20  

«Немец не узнает лица. Но обувь, одежда – риск. – Он старался дышать ровно, не задыхаться от впрыснутого стрессом в вены адреналина. – Надо допить кофе и выяснить, в каком номере он остановился. Как бы это сделать, не вызывая подозрений?»

Тем временем в холл вошли двое мужчин. Один из них был в милицейской форме.

– Он должен был вернуться недавно… У него рыжие волосы, – услышал Егор его слова. – В каком номере он остановился? Он там один?

Девушка на рецепции, с которой общались мужчины, говорила тихо. Им даже пришлось переспросить – и вот тогда Егор тоже все расслышал.

546-й номер, полулюкс…

Глава 3

Вена, 1908 год, Берлин, 1932 год; Адольф Гитлер

Пепельно тяжелое мрачное небо давит на темные вершины гор и склоны, заросшие черными деревьями. А вот сейчас в альбоме появляется серое перильце моста над угольной пастью ущелья. Теперь зажурчал мутный грязный поток реки на дне его.

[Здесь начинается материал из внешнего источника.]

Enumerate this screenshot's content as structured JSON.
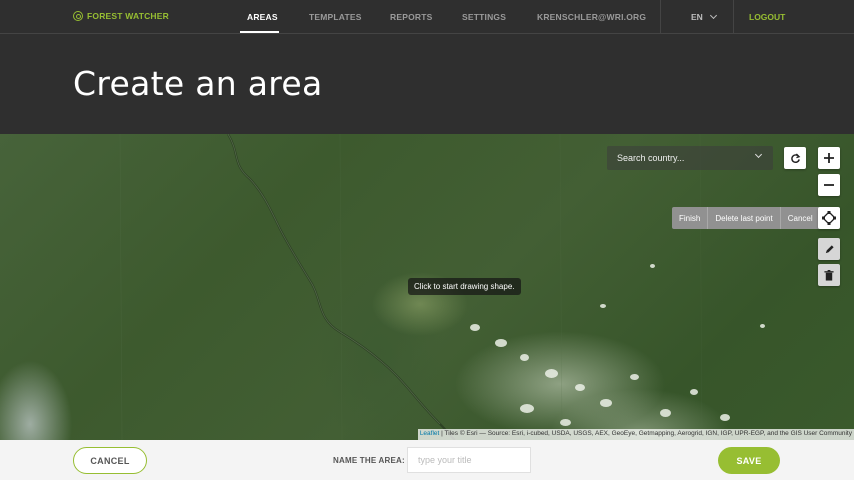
{
  "nav": {
    "brand": "FOREST WATCHER",
    "items": [
      {
        "label": "AREAS",
        "active": true
      },
      {
        "label": "TEMPLATES",
        "active": false
      },
      {
        "label": "REPORTS",
        "active": false
      },
      {
        "label": "SETTINGS",
        "active": false
      },
      {
        "label": "KRENSCHLER@WRI.ORG",
        "active": false
      }
    ],
    "language": "EN",
    "logout": "LOGOUT"
  },
  "header": {
    "title": "Create an area"
  },
  "map": {
    "search_placeholder": "Search country...",
    "draw_actions": {
      "finish": "Finish",
      "delete_last": "Delete last point",
      "cancel": "Cancel"
    },
    "tooltip": "Click to start drawing shape.",
    "attribution_link": "Leaflet",
    "attribution_text": " | Tiles © Esri — Source: Esri, i-cubed, USDA, USGS, AEX, GeoEye, Getmapping, Aerogrid, IGN, IGP, UPR-EGP, and the GIS User Community",
    "icons": [
      "refresh-icon",
      "zoom-in-icon",
      "zoom-out-icon",
      "polygon-draw-icon",
      "pencil-icon",
      "trash-icon"
    ]
  },
  "footer": {
    "cancel": "CANCEL",
    "name_label": "NAME THE AREA:",
    "name_placeholder": "type your title",
    "name_value": "",
    "save": "SAVE"
  },
  "colors": {
    "accent": "#97be32",
    "nav_bg": "#2f2f2f",
    "footer_bg": "#f4f4f4"
  }
}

Опасный трагический пейзаж окружает, засасывает. Повсюду серость, холод, сыроватый сумрак. И выхода нет, не вырваться…

Взгляд Адольфа Гитлера случайно упал на малиновую краску в большой коробочке акварели, и фюрер с досадой закусил губу.

Он любил эту краску, ею хорошо рисовать морозное небо над заснеженными елями. А еще блики заката, отражающегося в легкой речной ряби. Но теперь насыщенность акварели раздражает хуже зубной боли.

Какие яркие цвета, когда все так плохо? Когда все просто отвратительно! Мечты, надежды, бессонные ночи, колоссальный труд – а ничего в итоге не получилось.

Не вышло достичь того, чего хотелось.

Планка была высока. Но меньшее – это ничто.

Великие люди не должны довольствоваться малым…

«Меньше тридцати восьми процентов на выборах, двести тридцать мандатов из шестисот восьми. – Гитлер скрипел зубами, яростно добавляя графитовой краски на и без того черные деревья. – Наша фракция – крупнейшая. И что? Единственное, что мне предложил президент Гинденбург, – войти в правительство Папена. Конечно, я отказался! Мы сами должны формировать правительство. Но партийцы, рядовые члены НСДАП, недовольны. Им кажется – мы теряем время, упускаем власть, а следует брать, что дают. Но нам никто не предлагает реальной власти. Погнавшись же за призраком, мы лишимся настоящей поддержки людей…»

Закончив рисовать мрачный, под стать настроению, горный пейзаж, Гитлер отложил альбом. Поправил темно-серый, перетянутый кожаным ремнем китель. Сцепив руки за спиной, заходил по комнате, набрал в легкие побольше воздуха.

– Мы глубоко убеждены, что только наше движение способно задержать дальнейшее падение немецкого народа, а затем пойти дальше и создать гранитный фундамент, на котором в свое время вырастет новое государство, – раскатисто произнес он, чувствуя, как энергия собственного голоса привычно начинает покалывать все тело мелкими иголками возбуждения. – Это будет не такое государство, которое чуждо народу и которое занято только голыми хозяйственными интересами. Нет, это будет подлинно народный организм, это будет – германское государство, действительно представляющее немецкую нацию[12].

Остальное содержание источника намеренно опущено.